You need access to those big data silos – fast? No problem, says Alluxio

Alluxio has added a bunch of improvements to its open source software, described by the company as a “data orchestration system for analytics and machine learning in the cloud”.

The software virtualizes data stores and is an abstraction layer that decouples compute and storage. It is intended for big data-using applications – and offers a cloud-based alternative to Hadoop.

With Alluxio, big data apps access stores in a single way instead of traversing unique access routes to every storage silo. This speeds up access of big data apps to multiple data silos.

The company said seven of the world’s top 10 internet companies use its software, including China Unicom. Two Sigma and Development Bank of Singapore are also users.

What’s new

New features for Alluxio 2.0, announced yesterday, include:

  • Policy-driven data management
  • Better data access policy management
  • Data service for cross-cloud data movement
  • Better data access for cloud analytics
  • AWS support 
  • Re-written base elements for hyperscale

Alluxio 2.0 also adds the Alluxio Data Service, a distributed clustered service, with adaptive replication for increased data locality, high-availability with an embedded journal, and a POSIX API.

The POSIX API enables frameworks such as Tensorflow, Caffe and other Python-based models to access data directly from any storage system via Alluxio using traditional file system access.

Haoyuan Li, Alluxio, founder and chairman, provided a quote: “These new advancements to Alluxio’s data orchestration platform further cement our commitment to a cloud-native, open source approach to enabling applications to be compute, storage and cloud agnostic.”

He has written a blog about v2.0.

Software stack

Alluxio’s software has three components: Master to manage file and object metadata; Worker to manage file and object blocks and interface to underlying storage systems; and Client for analytics and other apps to interface with Alluxio.

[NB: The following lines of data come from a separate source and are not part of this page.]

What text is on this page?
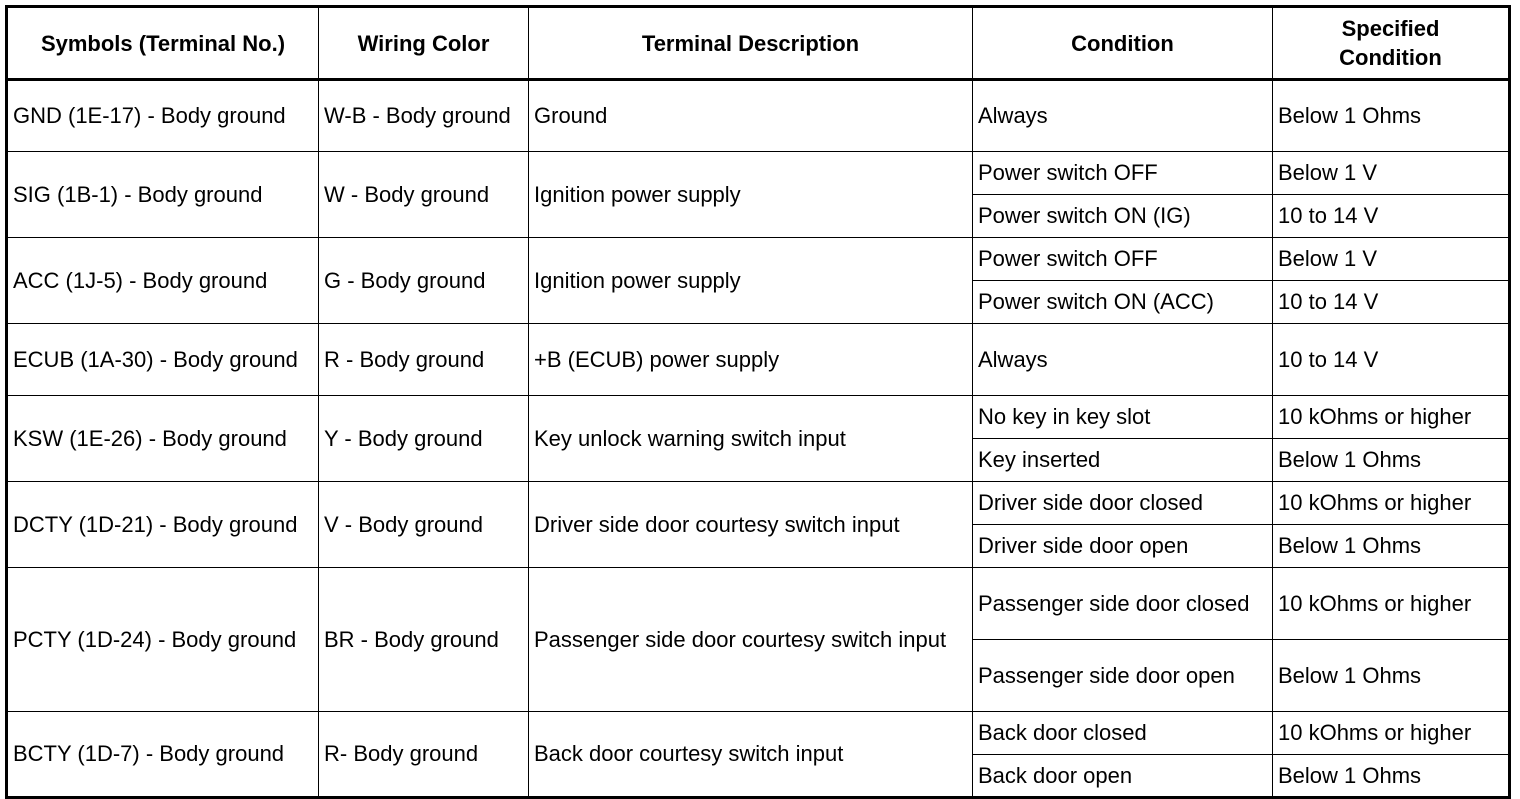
Symbols (Terminal No.)	Wiring Color	Terminal Description	Condition	Specified Condition
GND (1E-17) - Body ground	W-B - Body ground	Ground	Always	Below 1 Ohms
SIG (1B-1) - Body ground	W - Body ground	Ignition power supply	Power switch OFF	Below 1 V
			Power switch ON (IG)	10 to 14 V
ACC (1J-5) - Body ground	G - Body ground	Ignition power supply	Power switch OFF	Below 1 V
			Power switch ON (ACC)	10 to 14 V
ECUB (1A-30) - Body ground	R - Body ground	+B (ECUB) power supply	Always	10 to 14 V
KSW (1E-26) - Body ground	Y - Body ground	Key unlock warning switch input	No key in key slot	10 kOhms or higher
			Key inserted	Below 1 Ohms
DCTY (1D-21) - Body ground	V - Body ground	Driver side door courtesy switch input	Driver side door closed	10 kOhms or higher
			Driver side door open	Below 1 Ohms
PCTY (1D-24) - Body ground	BR - Body ground	Passenger side door courtesy switch input	Passenger side door closed	10 kOhms or higher
			Passenger side door open	Below 1 Ohms
BCTY (1D-7) - Body ground	R- Body ground	Back door courtesy switch input	Back door closed	10 kOhms or higher
			Back door open	Below 1 Ohms
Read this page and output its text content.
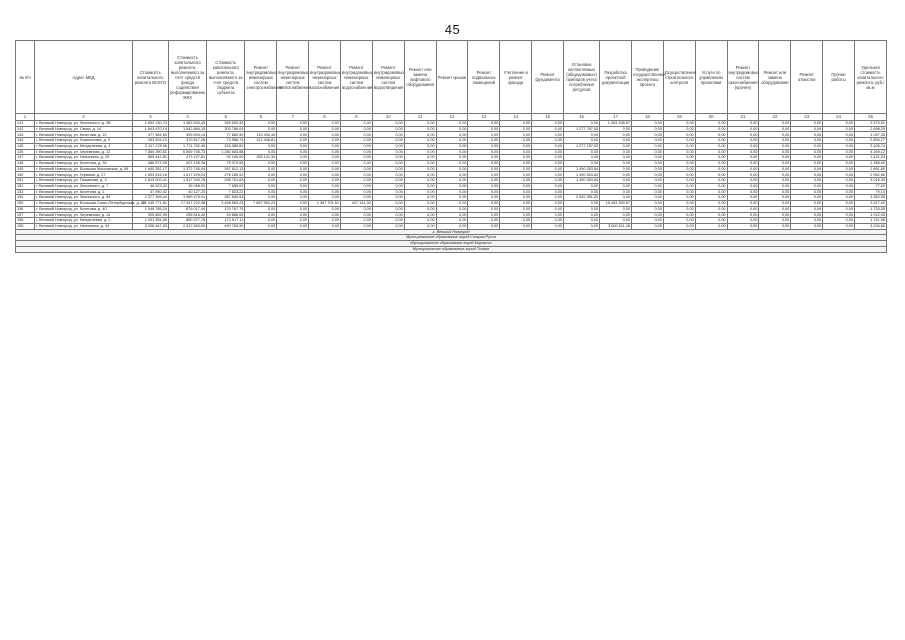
45
№ п/п	Адрес МКД	Стоимость капитального ремонта ВСЕГО	Стоимость капитального ремонта, выполняемого за счет средств фонда содействия реформированию ЖКХ	Стоимость капитального ремонта, выполняемого за счет средств бюджета субъекта	Ремонт внутридомовых инженерных систем электроснабжения	Ремонт внутридомовых инженерных систем теплоснабжения	Ремонт внутридомовых инженерных систем газоснабжения	Ремонт внутридомовых инженерных систем водоснабжения	Ремонт внутридомовых инженерных систем водоотведения	Ремонт или замена лифтового оборудования	Ремонт крыши	Ремонт подвальных помещений	Утепление и ремонт фасада	Ремонт фундамента	Установка коллективных (общедомовых) приборов учета потребления ресурсов	Разработка проектной документации	Проведение государственной экспертизы проекта	Осуществление строительного контроля	Услуги по управлению проектами	Ремонт внутридомовых систем газоснабжения (прочее)	Ремонт или замена оборудования	Ремонт отмостки	Прочие работы	Удельная стоимость капитального ремонта, руб./кв.м
1	2	3	4	5	6	7	8	9	10	11	12	13	14	15	16	17	18	19	20	21	22	23	24	25
141	г. Великий Новгород, ул. Зелинского, д. 38	1 652 130,73	1 382 630,40	269 500,33	0,00	0,00	0,00	0,00	0,00	0,00	0,00	0,00	0,00	0,00	0,00	1 063 338,57	0,00	0,00	0,00	0,00	0,00	0,00	0,00	2 574,51
142	г. Великий Новгород, ул. Связи, д. 14	1 843 670,19	1 542 884,15	300 786,04	0,00	0,00	0,00	0,00	0,00	0,00	0,00	0,00	0,00	0,00	1 277 787,53	0,00	0,00	0,00	0,00	0,00	0,00	0,00	0,00	2 698,20
143	г. Великий Новгород, ул. Кочетова, д. 22	477 384,50	399 504,10	77 880,40	115 434,40	0,00	0,00	0,00	0,00	0,00	0,00	0,00	0,00	0,00	0,00	0,00	0,00	0,00	0,00	0,00	0,00	0,00	0,00	1 047,35
144	г. Великий Новгород, ул. Ломоносова, д. 9	453 504,10	379 517,36	73 986,74	122 448,81	0,00	0,00	0,00	0,00	0,00	0,00	0,00	0,00	0,00	0,00	0,00	0,00	0,00	0,00	0,00	0,00	0,00	0,00	2 894,27
145	г. Великий Новгород, ул. Менделеева, д. 4	2 117 178,06	1 771 792,46	345 385,60	0,00	0,00	0,00	0,00	0,00	0,00	0,00	0,00	0,00	0,00	1 277 787,53	0,00	0,00	0,00	0,00	0,00	0,00	0,00	0,00	3 105,74
146	г. Великий Новгород, ул. Черемнова, д. 12	7 850 390,61	6 569 706,73	1 280 683,88	0,00	0,00	0,00	0,00	0,00	0,00	0,00	0,00	0,00	0,00	0,00	0,00	0,00	0,00	0,00	0,00	0,00	0,00	0,00	4 269,12
147	г. Великий Новгород, ул. Нехинская, д. 25	565 442,81	473 197,81	92 245,00	155 141,34	0,00	0,00	0,00	0,00	0,00	0,00	0,00	0,00	0,00	0,00	0,00	0,00	0,00	0,00	0,00	0,00	0,00	0,00	1 421,03
148	г. Великий Новгород, ул. Кочетова, д. 35	486 574,95	407 195,36	79 379,59	0,00	0,00	0,00	0,00	0,00	0,00	0,00	0,00	0,00	0,00	0,00	0,00	0,00	0,00	0,00	0,00	0,00	0,00	0,00	1 358,00
149	г. Великий Новгород, ул. Большая Московская, д. 59	1 640 352,17	1 372 740,04	267 612,13	0,00	0,00	0,00	0,00	0,00	0,00	0,00	0,00	0,00	0,00	1 490 353,84	0,00	0,00	0,00	0,00	0,00	0,00	0,00	0,00	2 861,80
150	г. Великий Новгород, ул. Германа, д. 27	1 693 515,16	1 417 229,24	276 285,92	0,00	0,00	0,00	0,00	0,00	0,00	0,00	0,00	0,00	0,00	1 490 353,84	0,00	0,00	0,00	0,00	0,00	0,00	0,00	0,00	2 952,66
151	г. Великий Новгород, ул. Псковская, д. 3	1 813 002,41	1 517 240,78	295 761,63	0,00	0,00	0,00	0,00	0,00	0,00	0,00	0,00	0,00	0,00	1 490 353,84	0,00	0,00	0,00	0,00	0,00	0,00	0,00	0,00	3 016,39
152	г. Великий Новгород, ул. Зелинского, д. 7	46 923,02	39 268,00	7 655,02	0,00	0,00	0,00	0,00	0,00	0,00	0,00	0,00	0,00	0,00	0,00	0,00	0,00	0,00	0,00	0,00	0,00	0,00	0,00	77,20
153	г. Великий Новгород, ул. Кочетова, д. 1	47 950,42	40 127,20	7 823,22	0,00	0,00	0,00	0,00	0,00	0,00	0,00	0,00	0,00	0,00	0,00	0,00	0,00	0,00	0,00	0,00	0,00	0,00	0,00	79,14
154	г. Великий Новгород, ул. Зелинского, д. 54	2 377 306,44	1 989 475,91	387 830,53	0,00	0,00	0,00	0,00	0,00	0,00	0,00	0,00	0,00	0,00	2 002 381,20	0,00	0,00	0,00	0,00	0,00	0,00	0,00	0,00	3 362,55
155	г. Великий Новгород, ул. Большая Санкт-Петербургская, д. 80	21 445 771,81	17 947 202,58	3 498 569,23	7 657 952,23	0,00	1 367 701,51	427 141,32	0,00	0,00	0,00	0,00	0,00	0,00	0,00	19 453 390,97	0,00	0,00	0,00	0,00	0,00	0,00	0,00	2 917,00
156	г. Великий Новгород, ул. Кочетова, д. 40	1 046 785,24	876 017,49	170 767,75	0,00	0,00	0,00	0,00	0,00	0,00	0,00	0,00	0,00	0,00	0,00	0,00	0,00	0,00	0,00	0,00	0,00	0,00	0,00	1 733,35
157	г. Великий Новгород, ул. Черемнова, д. 14	305 682,95	255 816,42	49 866,53	0,00	0,00	0,00	0,00	0,00	0,00	0,00	0,00	0,00	0,00	0,00	0,00	0,00	0,00	0,00	0,00	0,00	0,00	0,00	1 012,05
158	г. Великий Новгород, ул. Менделеева, д. 2	1 051 994,89	880 377,78	171 617,11	0,00	0,00	0,00	0,00	0,00	0,00	0,00	0,00	0,00	0,00	0,00	0,00	0,00	0,00	0,00	0,00	0,00	0,00	0,00	1 741,96
159	г. Великий Новгород, ул. Нехинская, д. 44	3 008 447,53	2 517 663,63	490 783,90	0,00	0,00	0,00	0,00	0,00	0,00	0,00	0,00	0,00	0,00	0,00	3 000 511,28	0,00	0,00	0,00	0,00	0,00	0,00	0,00	3 104,66
г. Великий Новгород																								
Муниципальное образование город Старая Русса																								
Муниципальное образование город Боровичи																								
Муниципальное образование город Тихвин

You can download an architecture white paper to find out more and access the users’ mailing list.

Alluxio 2.0 Community and Enterprise Edition are generally available for download via tarball, docker, brew, etc.

Company background

Alluxio was started up around 2012 with code development at the UC Berkeley AMP Lab. The co-founders were Li and Amelia Wong. The company was initially called Tachyon Nexus and received $7.5m A-round funding in 2015 for its in-memory clustered big data analytics technology.

This evolved into providing accelerated access to disparate big data silos and the company changed its name to Alluxio in 2016. It signed a deal with Huawei the same year.

Alluxio signed a deal with Dell EMC to use its ECS storage in 2017. $8.5m B-round of funding in January this year.

Li moved upstairs from company CEO to Chairman in May this year, and Steven Mih, CEO at Aviatrix, a cloud networking firm, took up the same role at Alluxio. Previously he was SVP, worldwide sales, at Couchbase.